Margot Bouman is Assistant Professor of Visual Culture at Parsons School of Design. Her research addresses the role of television in the resurgence of the historical avant-garde in the late 1960s and the emergence of postmodernism in the late 1970s.
MARGOT BOUMAN is Assistant Professor of Visual Culture at Parsons School of Design and co-director of a university-wide graduate certificate and an undergraduate minor in gender and sexuality studies. She is completing a manuscript on sampling as a site-specific practice in contemporary art entitled Cut, Shift, Paste: Sampling and the Site-Specific in Contemporary Art. By "cut, shift and paste," her proposed book’s title makes reference to the formal strategies that involve removing an artifact of everyday life from its intended context, and then shifting or relocating it by placing it in a new context, or site. This practice calls attention to the fragment, its origins, and just as importantly the contingency of site.
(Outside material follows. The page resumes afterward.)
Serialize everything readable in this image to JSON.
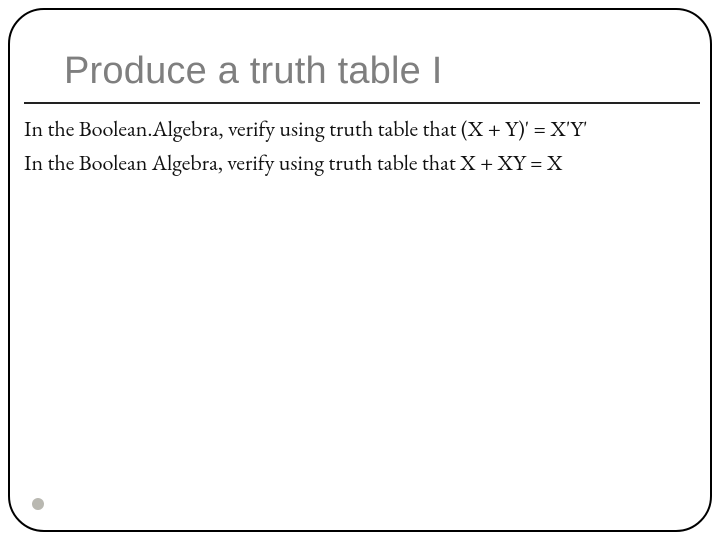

Her GIDEST research project addresses the formative role television played in the reconstitution of the historical avant-garde in the late 1960s and then, a bare decade later, modernism’s turbulent overlap with postmodernism. Her project is rooted in television studies, art history and social theory. It considers the role of television and the televisual in, first, the revival of the historical avant-garde in visual art of the 1960s; secondly, the emergence of postmodernism in visual art in the 1970s and 1980s; and finally, the emergence of event-based artwork that orchestrates social feedback situations.